⬤ Silver (XAG) has been trading sideways after a steep drop from recent highs, with prices now settling between $73 and $75 on the hourly timeframe. The metal is hovering around the mid-$74 level as the market takes a breather following the correction. Recent upward moves look more like short-term reactions than anything sustainable, and the overall picture still leans slightly downward despite a rising trend line visible on the chart.
⬤ Sellers keep stepping in near the top of the range, especially when silver approaches $75. The Point of Control on the volume profile sits around $74.75, marking where most trading activity is concentrated. For silver to show real strength, it needs to break and hold above $75.70. Right now, the Bollinger Bands show price action stuck near the middle band, confirming consolidation rather than any clear trend. Moving averages are bunched together around current price levels, reinforcing the sideways feel.
⬤ Technical indicators are sitting on the fence. RSI is near 52, meaning momentum could go either way. Trading volume has dropped off during the recent bounce, suggesting buyers aren't particularly aggressive. Volume Delta remains negative, pointing to ongoing selling pressure. The Parabolic SAR dots above price hint at downside risk in the near term. Key support levels to watch are $73.35, $73.17, $72.36, and $69.75, while resistance sits at $74.65, $75.22, $75.78, and $81.00.

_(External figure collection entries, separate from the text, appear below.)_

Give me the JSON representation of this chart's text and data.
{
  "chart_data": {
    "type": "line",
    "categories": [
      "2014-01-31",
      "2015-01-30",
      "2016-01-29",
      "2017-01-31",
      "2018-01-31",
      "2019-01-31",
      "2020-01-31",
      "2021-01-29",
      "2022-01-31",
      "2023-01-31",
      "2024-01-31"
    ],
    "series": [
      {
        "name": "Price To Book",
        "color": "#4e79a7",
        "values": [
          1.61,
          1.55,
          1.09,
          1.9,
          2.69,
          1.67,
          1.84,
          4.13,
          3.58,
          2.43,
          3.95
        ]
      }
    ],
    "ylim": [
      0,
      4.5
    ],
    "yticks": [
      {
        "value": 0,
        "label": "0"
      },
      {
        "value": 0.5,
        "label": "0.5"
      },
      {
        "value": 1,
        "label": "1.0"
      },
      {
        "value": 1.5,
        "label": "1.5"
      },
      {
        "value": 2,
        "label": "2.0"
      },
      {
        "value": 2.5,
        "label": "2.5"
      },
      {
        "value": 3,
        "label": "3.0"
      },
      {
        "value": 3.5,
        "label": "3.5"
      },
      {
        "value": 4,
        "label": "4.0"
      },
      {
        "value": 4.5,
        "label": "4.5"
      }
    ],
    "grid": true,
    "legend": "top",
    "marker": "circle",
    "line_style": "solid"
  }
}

⬤ Silver's price action matters because the metal reacts quickly to macro shifts given its role in both investment portfolios and industrial production. Changes in gold prices and renewed dollar strength are keeping pressure on XAG. With silver locked in the $73-$75 range and volatility expected to stay elevated, traders are watching whether consolidation leads to a breakout above $75.70 or if the sideways-to-down pattern continues in the sessions ahead.